Coupled with that trend is the fact that buying intentions are lower this year than last (see table “Buying intentions”). Only 43% of respondents intend to buy a new injection molding machine this year, compared with 48% last year. On the positive side, the statements of intent to buy seem to be fairly accurate. Almost 48% intended to buy in 2003; this year, 48% responded that they did buy new machines last year.

The probability that a company will invest in new machinery seems to correlate to company size. So the best chance for of a machinery sale lies with larger companies, preferably those serving the automotive sector. Buying intentions are less among the smaller companies surveyed.

By asking respondents how many machines they have of each size, we are able to get an impression of the relative popularity of the various sizes, at least within our sample. Small and mid-tonnage machines (to 750 tons) are the most prevalent, accounting for 90% of the reported sample (see chart “Size of machinery”, page 21).

Business benchmark

Responses concerning machine utilization during 2003 indicate a slightly slower year than 2002 (see chart “Utilization rate”). More respondents are in the 70-79% category (24.8% in 2003 vs. 16.5% in 2002) and fewer respondents fall into the 80-89% category (17.7% in 2003 vs. 25.9% in 2002).

The data collected on resin consumption and revenue covered a wide range of values, so it seemed best to present the median value, the highest value and the lowest (see tables “Resin consumption”, page 19, and “Revenue”, page 15). The median represents the midpoint of all responses in that category, thus there are an equal number of responses above and below the median value. The median value is generally considered more reflective of reality than an average value when the data are so widely spread.
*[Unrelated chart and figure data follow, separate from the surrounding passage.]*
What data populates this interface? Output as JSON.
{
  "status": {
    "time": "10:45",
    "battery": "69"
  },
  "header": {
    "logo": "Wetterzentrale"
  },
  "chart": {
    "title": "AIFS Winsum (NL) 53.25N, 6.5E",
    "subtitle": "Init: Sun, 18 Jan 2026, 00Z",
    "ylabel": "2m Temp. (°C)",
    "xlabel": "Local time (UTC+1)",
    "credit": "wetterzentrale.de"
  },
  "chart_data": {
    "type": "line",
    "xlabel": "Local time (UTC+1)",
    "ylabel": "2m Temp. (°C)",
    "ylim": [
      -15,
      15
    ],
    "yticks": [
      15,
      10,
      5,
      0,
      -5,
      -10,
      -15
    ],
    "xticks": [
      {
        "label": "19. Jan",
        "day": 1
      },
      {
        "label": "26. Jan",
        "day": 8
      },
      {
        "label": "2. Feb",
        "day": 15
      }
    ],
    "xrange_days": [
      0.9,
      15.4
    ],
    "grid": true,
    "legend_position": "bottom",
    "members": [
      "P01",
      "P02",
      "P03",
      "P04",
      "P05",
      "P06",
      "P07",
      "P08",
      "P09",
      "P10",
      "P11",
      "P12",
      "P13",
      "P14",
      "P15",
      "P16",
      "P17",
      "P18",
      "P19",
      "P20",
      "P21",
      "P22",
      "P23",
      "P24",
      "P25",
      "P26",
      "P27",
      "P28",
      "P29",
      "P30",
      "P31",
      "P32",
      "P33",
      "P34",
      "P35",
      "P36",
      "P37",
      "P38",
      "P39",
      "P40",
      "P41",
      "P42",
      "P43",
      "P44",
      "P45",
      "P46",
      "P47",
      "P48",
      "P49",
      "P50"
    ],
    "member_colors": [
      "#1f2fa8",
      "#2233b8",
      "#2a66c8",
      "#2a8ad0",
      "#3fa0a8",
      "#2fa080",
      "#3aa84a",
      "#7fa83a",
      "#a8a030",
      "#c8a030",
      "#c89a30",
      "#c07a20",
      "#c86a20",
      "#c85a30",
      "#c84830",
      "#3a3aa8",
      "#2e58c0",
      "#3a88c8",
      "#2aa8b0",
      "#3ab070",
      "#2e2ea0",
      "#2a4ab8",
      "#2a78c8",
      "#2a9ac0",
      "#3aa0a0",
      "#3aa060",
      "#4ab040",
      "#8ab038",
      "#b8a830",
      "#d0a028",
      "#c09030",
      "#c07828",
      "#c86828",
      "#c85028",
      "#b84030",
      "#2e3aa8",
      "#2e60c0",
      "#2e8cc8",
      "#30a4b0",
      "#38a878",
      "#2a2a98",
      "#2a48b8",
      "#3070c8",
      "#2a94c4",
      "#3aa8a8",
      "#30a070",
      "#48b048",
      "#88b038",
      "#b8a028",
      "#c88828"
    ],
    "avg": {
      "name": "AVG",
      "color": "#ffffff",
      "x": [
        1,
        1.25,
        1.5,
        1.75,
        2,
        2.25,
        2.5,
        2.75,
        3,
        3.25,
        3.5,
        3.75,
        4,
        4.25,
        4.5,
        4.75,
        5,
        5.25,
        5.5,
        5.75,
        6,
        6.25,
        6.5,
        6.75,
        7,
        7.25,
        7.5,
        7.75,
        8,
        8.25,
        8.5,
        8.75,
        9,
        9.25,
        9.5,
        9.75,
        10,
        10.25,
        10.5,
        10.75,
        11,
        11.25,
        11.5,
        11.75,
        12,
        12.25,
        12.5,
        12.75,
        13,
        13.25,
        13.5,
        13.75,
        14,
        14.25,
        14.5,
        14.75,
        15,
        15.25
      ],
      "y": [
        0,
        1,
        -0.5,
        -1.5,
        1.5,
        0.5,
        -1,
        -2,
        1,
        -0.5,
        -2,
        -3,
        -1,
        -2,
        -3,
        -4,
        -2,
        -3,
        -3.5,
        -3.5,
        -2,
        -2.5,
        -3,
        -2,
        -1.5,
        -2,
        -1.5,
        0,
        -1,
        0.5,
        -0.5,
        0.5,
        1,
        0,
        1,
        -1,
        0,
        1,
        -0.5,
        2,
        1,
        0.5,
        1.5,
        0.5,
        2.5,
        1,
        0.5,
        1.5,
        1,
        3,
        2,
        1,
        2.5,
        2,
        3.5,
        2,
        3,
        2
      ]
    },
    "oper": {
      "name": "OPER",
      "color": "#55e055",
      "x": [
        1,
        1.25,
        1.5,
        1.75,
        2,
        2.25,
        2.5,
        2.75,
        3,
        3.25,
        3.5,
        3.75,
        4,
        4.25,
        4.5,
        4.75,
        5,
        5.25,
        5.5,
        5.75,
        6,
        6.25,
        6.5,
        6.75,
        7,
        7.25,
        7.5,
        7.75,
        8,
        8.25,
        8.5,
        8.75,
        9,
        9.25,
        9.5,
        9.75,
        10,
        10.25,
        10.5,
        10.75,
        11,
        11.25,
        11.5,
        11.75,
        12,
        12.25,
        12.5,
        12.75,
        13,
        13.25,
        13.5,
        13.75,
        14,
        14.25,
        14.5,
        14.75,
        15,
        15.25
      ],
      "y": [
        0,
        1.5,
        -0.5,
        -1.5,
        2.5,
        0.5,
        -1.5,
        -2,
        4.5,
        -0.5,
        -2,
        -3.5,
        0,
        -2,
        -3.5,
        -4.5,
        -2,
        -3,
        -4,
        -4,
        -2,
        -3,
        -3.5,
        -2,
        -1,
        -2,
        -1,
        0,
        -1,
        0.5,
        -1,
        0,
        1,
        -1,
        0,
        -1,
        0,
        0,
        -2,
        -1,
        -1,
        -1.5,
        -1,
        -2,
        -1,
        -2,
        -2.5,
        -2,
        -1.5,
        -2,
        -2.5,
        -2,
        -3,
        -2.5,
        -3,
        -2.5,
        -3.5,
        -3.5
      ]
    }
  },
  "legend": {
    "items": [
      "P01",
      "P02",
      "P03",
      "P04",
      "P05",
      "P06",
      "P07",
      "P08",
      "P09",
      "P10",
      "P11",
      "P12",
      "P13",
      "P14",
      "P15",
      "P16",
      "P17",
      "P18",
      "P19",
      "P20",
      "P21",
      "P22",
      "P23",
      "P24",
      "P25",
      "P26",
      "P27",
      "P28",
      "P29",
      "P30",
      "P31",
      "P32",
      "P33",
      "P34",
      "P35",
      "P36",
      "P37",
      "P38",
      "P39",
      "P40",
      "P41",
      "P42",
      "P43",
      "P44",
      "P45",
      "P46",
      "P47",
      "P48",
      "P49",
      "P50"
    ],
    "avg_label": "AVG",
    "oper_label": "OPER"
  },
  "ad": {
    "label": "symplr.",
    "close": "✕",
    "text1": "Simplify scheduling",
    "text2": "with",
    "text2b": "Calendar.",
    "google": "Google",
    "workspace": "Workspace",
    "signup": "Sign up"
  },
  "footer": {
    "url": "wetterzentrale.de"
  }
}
Likely due to the high-volume nature of the parts, the packaging market emerges as the highest consumer of resin.

Revenue data are presented by plant size so that readers can more accurately benchmark their own position.

Looking at the data on adoption of ISO 9000 as a quality standard, it is evident that not all markets require this certification (see chart “Adoption of quality standards”). Adoption among automotive suppliers is almost universal, while it is less so in other markets, such as packaging. One underlying reason may be that other segments have their own standards and certifications.

Management benchmark

Perhaps it’s the increased competition, or perhaps shops are able to manage better when they’re not running at 110% as they were in the late ’90s. Whatever the reason, this year’s respondents are showing a slightly higher level of service capabilities, and a slightly higher implementation of policies and programs for non-production functions, such as training, safety, preventive maintenance, etc.

While year-to-year comparisons show only slight deviations, comparing policies in 2004 with those reported in 1998 shows some significant differences (see chart “Formal policies”, page 19). Programs for recycling and waste management are more prevalent now, and so are safety programs.

Training and R&D expenses, which can be considered investments in the future of the company, are fairly similar to last year’s figures. The majority of respondents (68%) are planning to invest 1% or 2% of their 2004 budget in training. Thirteen percent will not invest in training at all. For R&D, a significant number of respondents (34%) have budgeted 4% or more. Nineteen percent will invest nothing, and 38% will spend 1% to 2%.

Regarding reject rate, more smaller and mid-sized shops than larger shops claim a reject rate of 2% or less (see chart “Reject rate”).